Honesty in conversation with my friends, 90 percent of whom are not black, require that in order to have a nice, neutral time out, I should couch my observations in niceties and caveats and disclaimers before I can get to my truth. I have been told some of this is my fault because I’m too nice, but that’s not true. It’s not because I’m nice. I would love to be nice, I love all of my nice friends. I love humanity but it’s harder for me to love humans.
It’s because I am probably overly self-protective of my emotions and energy after a long while of not even thinking about what it meant to keep some space for myself in conversations where I heard people asking for the truth and didn’t understand that they would have preferred a version of the truth instead of the actual truth.
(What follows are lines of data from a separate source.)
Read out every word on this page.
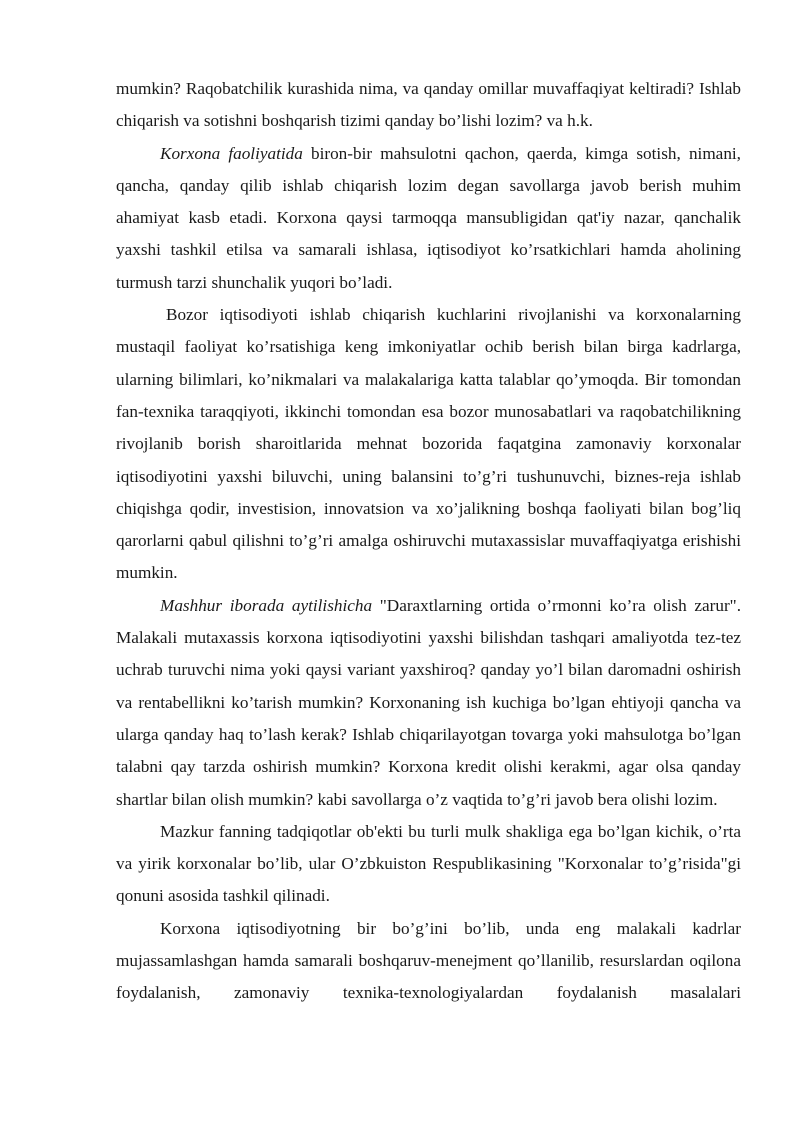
mumkin? Raqobatchilik kurashida nima, va qanday omillar muvaffaqiyat keltiradi? Ishlab chiqarish va sotishni boshqarish tizimi qanday bo’lishi lozim? va h.k.

Korxona faoliyatida biron-bir mahsulotni qachon, qaerda, kimga sotish, nimani, qancha, qanday qilib ishlab chiqarish lozim degan savollarga javob berish muhim ahamiyat kasb etadi. Korxona qaysi tarmoqqa mansubligidan qat'iy nazar, qanchalik yaxshi tashkil etilsa va samarali ishlasa, iqtisodiyot ko’rsatkichlari hamda aholining turmush tarzi shunchalik yuqori bo’ladi.

Bozor iqtisodiyoti ishlab chiqarish kuchlarini rivojlanishi va korxonalarning mustaqil faoliyat ko’rsatishiga keng imkoniyatlar ochib berish bilan birga kadrlarga, ularning bilimlari, ko’nikmalari va malakalariga katta talablar qo’ymoqda. Bir tomondan fan-texnika taraqqiyoti, ikkinchi tomondan esa bozor munosabatlari va raqobatchilikning rivojlanib borish sharoitlarida mehnat bozorida faqatgina zamonaviy korxonalar iqtisodiyotini yaxshi biluvchi, uning balansini to’g’ri tushunuvchi, biznes-reja ishlab chiqishga qodir, investision, innovatsion va xo’jalikning boshqa faoliyati bilan bog’liq qarorlarni qabul qilishni to’g’ri amalga oshiruvchi mutaxassislar muvaffaqiyatga erishishi mumkin.

Mashhur iborada aytilishicha "Daraxtlarning ortida o’rmonni ko’ra olish zarur". Malakali mutaxassis korxona iqtisodiyotini yaxshi bilishdan tashqari amaliyotda tez-tez uchrab turuvchi nima yoki qaysi variant yaxshiroq? qanday yo’l bilan daromadni oshirish va rentabellikni ko’tarish mumkin? Korxonaning ish kuchiga bo’lgan ehtiyoji qancha va ularga qanday haq to’lash kerak? Ishlab chiqarilayotgan tovarga yoki mahsulotga bo’lgan talabni qay tarzda oshirish mumkin? Korxona kredit olishi kerakmi, agar olsa qanday shartlar bilan olish mumkin? kabi savollarga o’z vaqtida to’g’ri javob bera olishi lozim.

Mazkur fanning tadqiqotlar ob'ekti bu turli mulk shakliga ega bo’lgan kichik, o’rta va yirik korxonalar bo’lib, ular O’zbkuiston Respublikasining "Korxonalar to’g’risida"gi qonuni asosida tashkil qilinadi.

Korxona iqtisodiyotning bir bo’g’ini bo’lib, unda eng malakali kadrlar mujassamlashgan hamda samarali boshqaruv-menejment qo’llanilib, resurslardan oqilona foydalanish, zamonaviy texnika-texnologiyalardan foydalanish masalalari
Privilege is the unspoken luxury of whiteness, regardless of class. To acknowledge its power is not to disavow oneself of the privilege, and proclaiming weirdness doesn’t negate how privilege alienates us from one another. The privilege, for example, of not having to translate microagressions, intraracial racism, benign racism, everyday racism, and why or how they looms larger than any kindnesses because of their wide and large silence hanging like a curtain over every interaction, must be so relaxing and nice. As a part-time introvert, I can only imagine what it will be like, what it *is* like to direct the energy that goes to thinking about these things totally devoted to writing or being with my family and friends.
I once thought that the combination of a virtual and in real life community of good friends in Austin, combined with my characters, would sustain me. The sentimental girl in me believed I could build a fortress of love and support between virtual and flesh and blood lifelines, but time and prayer showed me that making a makeshift world is only a third of the battle for black women here. Nor is it the life I want.
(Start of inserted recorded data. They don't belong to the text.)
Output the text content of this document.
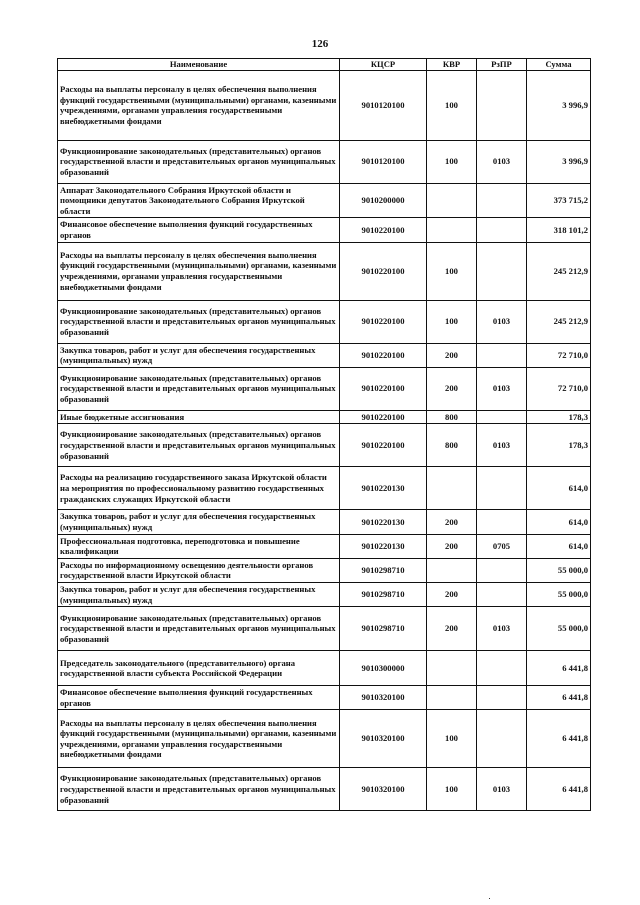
126
Наименование	КЦСР	КВР	РзПР	Сумма
Расходы на выплаты персоналу в целях обеспечения выполнения функций государственными (муниципальными) органами, казенными учреждениями, органами управления государственными внебюджетными фондами	9010120100	100		3 996,9
Функционирование законодательных (представительных) органов государственной власти и представительных органов муниципальных образований	9010120100	100	0103	3 996,9
Аппарат Законодательного Собрания Иркутской области и помощники депутатов Законодательного Собрания Иркутской области	9010200000			373 715,2
Финансовое обеспечение выполнения функций государственных органов	9010220100			318 101,2
Расходы на выплаты персоналу в целях обеспечения выполнения функций государственными (муниципальными) органами, казенными учреждениями, органами управления государственными внебюджетными фондами	9010220100	100		245 212,9
Функционирование законодательных (представительных) органов государственной власти и представительных органов муниципальных образований	9010220100	100	0103	245 212,9
Закупка товаров, работ и услуг для обеспечения государственных (муниципальных) нужд	9010220100	200		72 710,0
Функционирование законодательных (представительных) органов государственной власти и представительных органов муниципальных образований	9010220100	200	0103	72 710,0
Иные бюджетные ассигнования	9010220100	800		178,3
Функционирование законодательных (представительных) органов государственной власти и представительных органов муниципальных образований	9010220100	800	0103	178,3
Расходы на реализацию государственного заказа Иркутской области на мероприятия по профессиональному развитию государственных гражданских служащих Иркутской области	9010220130			614,0
Закупка товаров, работ и услуг для обеспечения государственных (муниципальных) нужд	9010220130	200		614,0
Профессиональная подготовка, переподготовка и повышение квалификации	9010220130	200	0705	614,0
Расходы по информационному освещению деятельности органов государственной власти Иркутской области	9010298710			55 000,0
Закупка товаров, работ и услуг для обеспечения государственных (муниципальных) нужд	9010298710	200		55 000,0
Функционирование законодательных (представительных) органов государственной власти и представительных органов муниципальных образований	9010298710	200	0103	55 000,0
Председатель законодательного (представительного) органа государственной власти субъекта Российской Федерации	9010300000			6 441,8
Финансовое обеспечение выполнения функций государственных органов	9010320100			6 441,8
Расходы на выплаты персоналу в целях обеспечения выполнения функций государственными (муниципальными) органами, казенными учреждениями, органами управления государственными внебюджетными фондами	9010320100	100		6 441,8
Функционирование законодательных (представительных) органов государственной власти и представительных органов муниципальных образований	9010320100	100	0103	6 441,8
As much affection as people have for strong black women, the strongest among us need places where we can take down the full armor of God, where we can be seen without being ogled, mistaken for famous black women we look nothing like (I am not Tracy Chapman!) where we can laugh and build community inside a context that doesn’t demand — with snark, with a smile — our silence on the things that make us weary, weak and vulnerable.
The bias, once internalized, is enough to make you feel paralyzed, depressed, suicidal. I felt melodramatic to even suggest that, and certainly didn’t want to admit it considering my family history. But watching bell hooks and Melissa Harris-Perry in conversation after talking to my wise sisters and friends validated for me what Austin and Texas will never be able to.
What black women know is that there are no cities or spaces in the world that roll out red carpets or throw parades for us. Whatever brings us joy, from how we talk to one another to how we dress to whom we choose to love, is caricatured, berated, held up as evidence of our ignorance or inability to be as fully complex as white women, then appropriated by hipster culture and sold back to us as brilliant wit. To paraphrase Paul Mooney, everyone wants to be black, but nobody wants to be black.
After more than a year of sorting through those emotions and feelings, I decided that to live in a place deeply attached to that kind of practice is to be complicit. Even if you can articulate why it makes you feel lonely, vulnerable, exposed, afraid, you cannot change the culture or the city. For me, it has been the equivalent of climbing a cultural Stairmaster for 8 years looking for ease and comfort I always felt was located somewhere else – or maybe no place on earth.